The study, published last month in the journal Annals of Internal Medicine, found 16.5% of diabetics rationed their insulin, with many doing so because of surging costs or inadequate insurance coverage.
Dr. Kyle Martin, SSM Health’s regional emergency medicine director, said the problem is increasing in prevalence.
“People are looking to save money wherever they can,” he said. “Insulin isn’t like an antibiotic, it’s something that you have to take every day the rest of your life, so it’s just part of what are increasingly stressed budgets.”
Martin warned rationing insulin can have serious effects, and can even be deadly for some with Type 1 diabetes who may need insulin on an hourly or daily basis.

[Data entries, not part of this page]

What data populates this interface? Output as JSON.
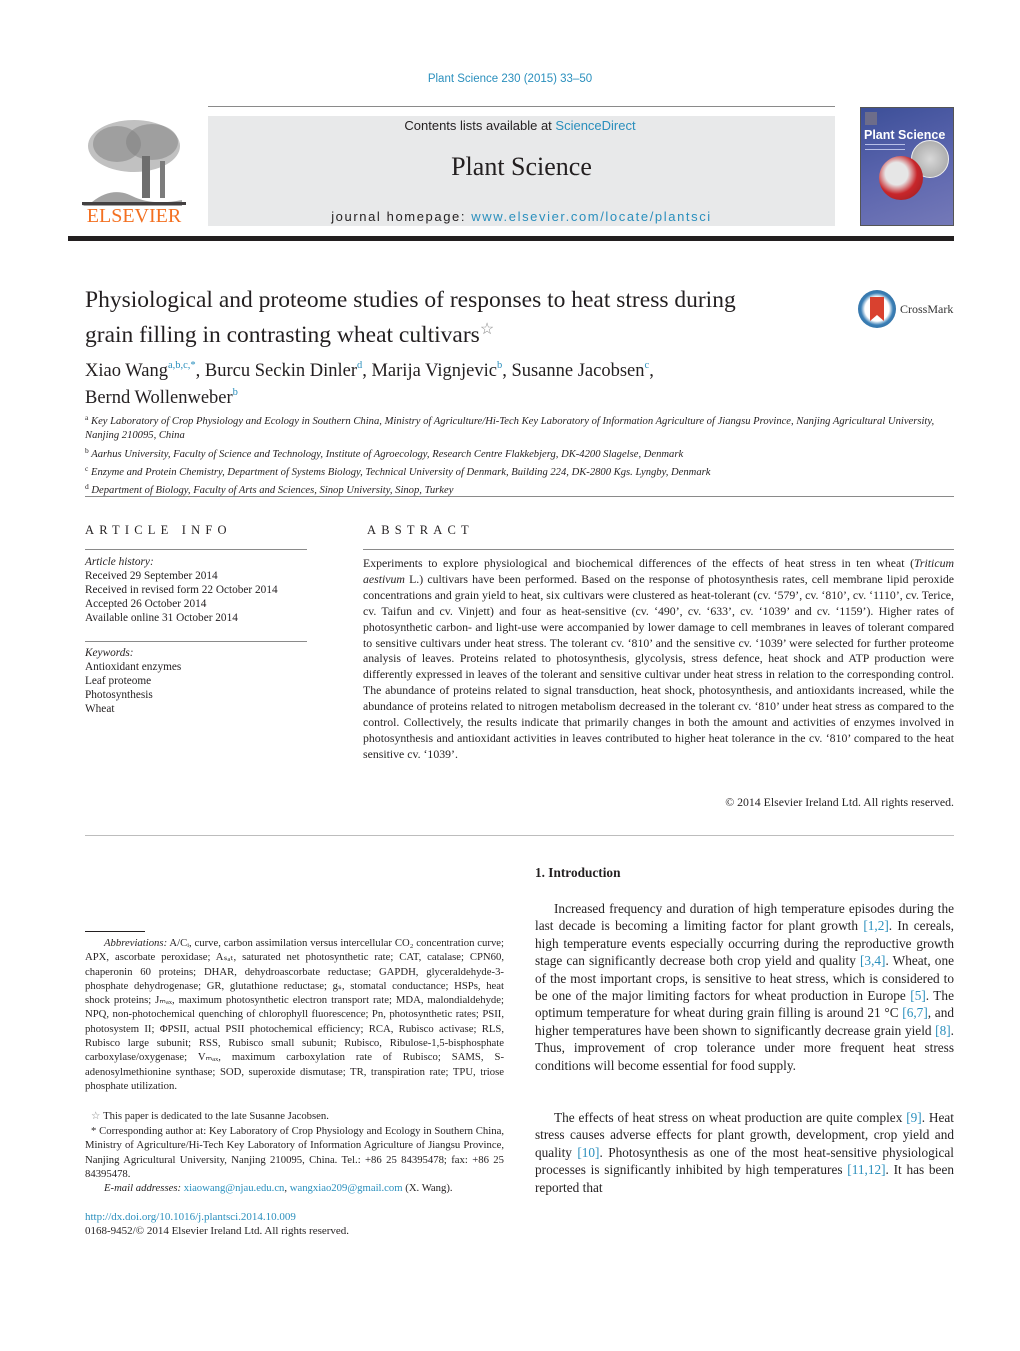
{
  "header": {
    "citation": "Plant Science 230 (2015) 33–50",
    "contents_prefix": "Contents lists available at ",
    "contents_link": "ScienceDirect",
    "journal_title": "Plant Science",
    "homepage_prefix": "journal homepage: ",
    "homepage_link": "www.elsevier.com/locate/plantsci",
    "publisher_logo_text": "ELSEVIER",
    "cover_title": "Plant Science",
    "crossmark_label": "CrossMark",
    "colors": {
      "link": "#2a8fbd",
      "elsevier_orange": "#f37021",
      "masthead_bg": "#e8e9ea"
    }
  },
  "article": {
    "title_line1": "Physiological and proteome studies of responses to heat stress during",
    "title_line2": "grain filling in contrasting wheat cultivars",
    "title_note_symbol": "☆",
    "authors": [
      {
        "name": "Xiao Wang",
        "affil": "a,b,c,",
        "corr": "*",
        "sep": ", "
      },
      {
        "name": "Burcu Seckin Dinler",
        "affil": "d",
        "sep": ", "
      },
      {
        "name": "Marija Vignjevic",
        "affil": "b",
        "sep": ", "
      },
      {
        "name": "Susanne Jacobsen",
        "affil": "c",
        "sep": ","
      },
      {
        "name": "Bernd Wollenweber",
        "affil": "b",
        "sep": ""
      }
    ],
    "affiliations": [
      {
        "key": "a",
        "text": "Key Laboratory of Crop Physiology and Ecology in Southern China, Ministry of Agriculture/Hi-Tech Key Laboratory of Information Agriculture of Jiangsu Province, Nanjing Agricultural University, Nanjing 210095, China"
      },
      {
        "key": "b",
        "text": "Aarhus University, Faculty of Science and Technology, Institute of Agroecology, Research Centre Flakkebjerg, DK-4200 Slagelse, Denmark"
      },
      {
        "key": "c",
        "text": "Enzyme and Protein Chemistry, Department of Systems Biology, Technical University of Denmark, Building 224, DK-2800 Kgs. Lyngby, Denmark"
      },
      {
        "key": "d",
        "text": "Department of Biology, Faculty of Arts and Sciences, Sinop University, Sinop, Turkey"
      }
    ]
  },
  "article_info": {
    "heading": "ARTICLE INFO",
    "history_label": "Article history:",
    "history": [
      "Received 29 September 2014",
      "Received in revised form 22 October 2014",
      "Accepted 26 October 2014",
      "Available online 31 October 2014"
    ],
    "keywords_label": "Keywords:",
    "keywords": [
      "Antioxidant enzymes",
      "Leaf proteome",
      "Photosynthesis",
      "Wheat"
    ]
  },
  "abstract": {
    "heading": "ABSTRACT",
    "part1": "Experiments to explore physiological and biochemical differences of the effects of heat stress in ten wheat (",
    "species": "Triticum aestivum",
    "part2": " L.) cultivars have been performed. Based on the response of photosynthesis rates, cell membrane lipid peroxide concentrations and grain yield to heat, six cultivars were clustered as heat-tolerant (cv. ‘579’, cv. ‘810’, cv. ‘1110’, cv. Terice, cv. Taifun and cv. Vinjett) and four as heat-sensitive (cv. ‘490’, cv. ‘633’, cv. ‘1039’ and cv. ‘1159’). Higher rates of photosynthetic carbon- and light-use were accompanied by lower damage to cell membranes in leaves of tolerant compared to sensitive cultivars under heat stress. The tolerant cv. ‘810’ and the sensitive cv. ‘1039’ were selected for further proteome analysis of leaves. Proteins related to photosynthesis, glycolysis, stress defence, heat shock and ATP production were differently expressed in leaves of the tolerant and sensitive cultivar under heat stress in relation to the corresponding control. The abundance of proteins related to signal transduction, heat shock, photosynthesis, and antioxidants increased, while the abundance of proteins related to nitrogen metabolism decreased in the tolerant cv. ‘810’ under heat stress as compared to the control. Collectively, the results indicate that primarily changes in both the amount and activities of enzymes involved in photosynthesis and antioxidant activities in leaves contributed to higher heat tolerance in the cv. ‘810’ compared to the heat sensitive cv. ‘1039’.",
    "copyright": "© 2014 Elsevier Ireland Ltd. All rights reserved."
  },
  "footnotes": {
    "abbrev_label": "Abbreviations:",
    "abbrev_text": " A/Cᵢ, curve, carbon assimilation versus intercellular CO₂ concentration curve; APX, ascorbate peroxidase; Aₛₐₜ, saturated net photosynthetic rate; CAT, catalase; CPN60, chaperonin 60 proteins; DHAR, dehydroascorbate reductase; GAPDH, glyceraldehyde-3-phosphate dehydrogenase; GR, glutathione reductase; gₛ, stomatal conductance; HSPs, heat shock proteins; Jₘₐₓ, maximum photosynthetic electron transport rate; MDA, malondialdehyde; NPQ, non-photochemical quenching of chlorophyll fluorescence; Pn, photosynthetic rates; PSII, photosystem II; ΦPSII, actual PSII photochemical efficiency; RCA, Rubisco activase; RLS, Rubisco large subunit; RSS, Rubisco small subunit; Rubisco, Ribulose-1,5-bisphosphate carboxylase/oxygenase; Vₘₐₓ, maximum carboxylation rate of Rubisco; SAMS, S-adenosylmethionine synthase; SOD, superoxide dismutase; TR, transpiration rate; TPU, triose phosphate utilization.",
    "dedication_symbol": "☆",
    "dedication": " This paper is dedicated to the late Susanne Jacobsen.",
    "corresponding_symbol": "*",
    "corresponding": " Corresponding author at: Key Laboratory of Crop Physiology and Ecology in Southern China, Ministry of Agriculture/Hi-Tech Key Laboratory of Information Agriculture of Jiangsu Province, Nanjing Agricultural University, Nanjing 210095, China. Tel.: +86 25 84395478; fax: +86 25 84395478.",
    "email_label": "E-mail addresses:",
    "email1": "xiaowang@njau.edu.cn",
    "email_sep": ", ",
    "email2": "wangxiao209@gmail.com",
    "email_suffix": " (X. Wang).",
    "doi": "http://dx.doi.org/10.1016/j.plantsci.2014.10.009",
    "issn": "0168-9452/© 2014 Elsevier Ireland Ltd. All rights reserved."
  },
  "introduction": {
    "heading": "1.  Introduction",
    "p1": [
      {
        "t": "Increased frequency and duration of high temperature episodes during the last decade is becoming a limiting factor for plant growth "
      },
      {
        "ref": "[1,2]"
      },
      {
        "t": ". In cereals, high temperature events especially occurring during the reproductive growth stage can significantly decrease both crop yield and quality "
      },
      {
        "ref": "[3,4]"
      },
      {
        "t": ". Wheat, one of the most important crops, is sensitive to heat stress, which is considered to be one of the major limiting factors for wheat production in Europe "
      },
      {
        "ref": "[5]"
      },
      {
        "t": ". The optimum temperature for wheat during grain filling is around 21 °C "
      },
      {
        "ref": "[6,7]"
      },
      {
        "t": ", and higher temperatures have been shown to significantly decrease grain yield "
      },
      {
        "ref": "[8]"
      },
      {
        "t": ". Thus, improvement of crop tolerance under more frequent heat stress conditions will become essential for food supply."
      }
    ],
    "p2": [
      {
        "t": "The effects of heat stress on wheat production are quite complex "
      },
      {
        "ref": "[9]"
      },
      {
        "t": ". Heat stress causes adverse effects for plant growth, development, crop yield and quality "
      },
      {
        "ref": "[10]"
      },
      {
        "t": ". Photosynthesis as one of the most heat-sensitive physiological processes is significantly inhibited by high temperatures "
      },
      {
        "ref": "[11,12]"
      },
      {
        "t": ". It has been reported that"
      }
    ]
  }
}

“Your blood becomes really acidic and you can basically die from something like that. It’s life-threatening. It’s something we see pretty regularly in the ER and with increasing frequency,” he said.
Those struggling to pay for insulin, Martin said, should reach out to their doctors for advice.
“They’re all going to be completely understanding and help support you with that,” he said. “They have care management resources, social work resources, other opportunities that they might be able to provide that might be available to a given patient that they may just not be aware of yet.”